- Khede Location in Maharashtra, India Khede Khede (India)
- Coordinates: 20°05′03″N 74°07′00″E﻿ / ﻿20.0843°N 74.1167°E
- Country: India
- State: Maharashtra
- District: Nashik
- Taluka: Niphad

Area
- • Total: 8.70 km^{2} (3.36 sq mi)

Population (2011)
- • Total: 3,055
- • Density: 351/km^{2} (909/sq mi)

Languages
- • Official: Marathi
- Time zone: UTC+5:30 (IST)
- PIN: 422304
- Vehicle registration: MH-
- Nearest city: Niphad, Nashik
- Literacy: 85.67% (2011)
- Lok Sabha constituency: Dindori
- Vidhan Sabha constituency: Niphad

= Khaede =

Village in Maharashtra, India

Khede (also spelled Khaede; locally Mauje Khede) is a village in Niphad taluka of the Nashik district in the Indian state of Maharashtra. The village lies near the Vinita (local river) and is noted locally for the Shree Hinglaj Devi temple located in the settlement of Ugaon–Khede.

== Geography ==
Khede is located in the Niphad taluka of Nashik district. The village covers an area of approximately 870 hectares (8.70 km²) and is connected by local roads to neighbouring settlements; Nashik city is the nearest major urban centre. Coordinates: .

== Demographics ==
According to the 2011 Census of India, Khede had a population of 3,055 in 540 households, comprising 1,695 males and 1,360 females (sex ratio 802). Children (age 0–6) numbered 347 (11.36% of the population). The village literacy rate in 2011 was 85.67% — male literacy 92.62% and female literacy 77.16%. Scheduled Castes and Scheduled Tribes constituted notable minorities of the population (11.3% SC; 10.8% ST).

== Economy ==
The local economy is primarily agricultural. Crops reported in the region include jowar (sorghum), bajra (millet), onion, sugarcane, cotton, pulses and wheat. Farming relies on a combination of rainfall and local water sources; groundwater and small river irrigation serve as important inputs.

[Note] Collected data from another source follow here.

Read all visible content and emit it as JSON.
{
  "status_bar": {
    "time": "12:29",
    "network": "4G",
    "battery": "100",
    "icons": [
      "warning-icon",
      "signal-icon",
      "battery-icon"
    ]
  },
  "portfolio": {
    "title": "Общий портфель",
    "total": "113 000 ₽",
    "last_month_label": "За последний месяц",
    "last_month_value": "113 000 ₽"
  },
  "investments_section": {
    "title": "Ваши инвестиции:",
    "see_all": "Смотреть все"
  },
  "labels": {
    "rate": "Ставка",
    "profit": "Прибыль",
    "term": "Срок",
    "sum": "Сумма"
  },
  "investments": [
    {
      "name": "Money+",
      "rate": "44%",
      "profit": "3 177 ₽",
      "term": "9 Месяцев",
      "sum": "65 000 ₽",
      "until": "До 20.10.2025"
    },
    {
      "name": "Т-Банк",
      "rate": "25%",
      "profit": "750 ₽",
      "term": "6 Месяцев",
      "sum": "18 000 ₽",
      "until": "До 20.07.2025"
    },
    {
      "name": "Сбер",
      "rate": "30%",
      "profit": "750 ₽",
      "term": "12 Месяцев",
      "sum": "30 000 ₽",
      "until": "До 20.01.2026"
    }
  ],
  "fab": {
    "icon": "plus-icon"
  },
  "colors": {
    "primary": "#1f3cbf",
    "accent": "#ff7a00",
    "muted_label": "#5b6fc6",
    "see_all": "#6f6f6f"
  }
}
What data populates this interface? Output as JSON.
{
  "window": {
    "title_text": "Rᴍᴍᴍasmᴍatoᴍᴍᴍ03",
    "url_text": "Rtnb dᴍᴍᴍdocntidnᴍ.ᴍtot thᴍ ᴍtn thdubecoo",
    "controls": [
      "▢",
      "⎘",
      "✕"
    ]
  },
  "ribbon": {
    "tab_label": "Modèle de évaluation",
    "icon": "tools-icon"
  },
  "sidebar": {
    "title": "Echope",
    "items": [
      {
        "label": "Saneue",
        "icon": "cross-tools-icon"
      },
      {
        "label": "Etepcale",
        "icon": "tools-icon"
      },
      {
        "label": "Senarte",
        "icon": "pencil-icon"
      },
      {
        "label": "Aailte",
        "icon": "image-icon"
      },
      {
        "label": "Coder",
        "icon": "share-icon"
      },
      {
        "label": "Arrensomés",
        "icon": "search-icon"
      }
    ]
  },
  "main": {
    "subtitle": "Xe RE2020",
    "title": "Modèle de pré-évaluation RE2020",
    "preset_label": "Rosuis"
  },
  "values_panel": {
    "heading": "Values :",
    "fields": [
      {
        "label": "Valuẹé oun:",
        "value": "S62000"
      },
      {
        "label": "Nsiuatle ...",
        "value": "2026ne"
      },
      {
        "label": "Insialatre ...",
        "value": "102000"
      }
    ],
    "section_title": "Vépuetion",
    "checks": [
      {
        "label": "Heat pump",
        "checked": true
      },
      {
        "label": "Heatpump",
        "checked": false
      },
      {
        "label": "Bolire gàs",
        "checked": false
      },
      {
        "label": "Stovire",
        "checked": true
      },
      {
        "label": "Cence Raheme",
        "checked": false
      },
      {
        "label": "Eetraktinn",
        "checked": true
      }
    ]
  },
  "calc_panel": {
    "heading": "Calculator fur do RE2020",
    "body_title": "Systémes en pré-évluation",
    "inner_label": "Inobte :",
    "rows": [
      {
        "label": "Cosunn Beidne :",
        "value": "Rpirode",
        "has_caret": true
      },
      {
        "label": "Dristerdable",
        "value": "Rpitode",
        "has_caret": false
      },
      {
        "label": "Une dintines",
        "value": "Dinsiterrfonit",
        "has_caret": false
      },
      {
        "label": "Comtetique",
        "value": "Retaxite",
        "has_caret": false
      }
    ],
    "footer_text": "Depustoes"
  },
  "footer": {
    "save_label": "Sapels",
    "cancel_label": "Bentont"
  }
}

== Religion and culture ==
Khede is known locally for a shrine dedicated to Hinglaj Devi (Hinglaj Mata). The Hinglaj Mata Temple in Ugaon–Khede attracts devotees from the surrounding area, particularly during festival periods; local sources and regional press note its importance to the community and the shrine's association with the wider Hinglaj tradition (whose principal historic shrine is in present-day Balochistan, Pakistan).

== Infrastructure and transport==
As per the District Census Handbook and village directory (2011), Khede has basic educational facilities (primary and secondary schools) and limited health and commercial infrastructure typical of rural settlements in the taluka. Drinking water is provided through village-level sources; road connectivity is by local and state roads. For major medical, higher-education and commercial services residents generally travel to Niphad or Nashik.

Khede does not have a railway station; the nearest major railheads and bus services are in towns of Niphad and Lasalgaon. The village is served by state and rural bus routes connecting it to neighbouring towns.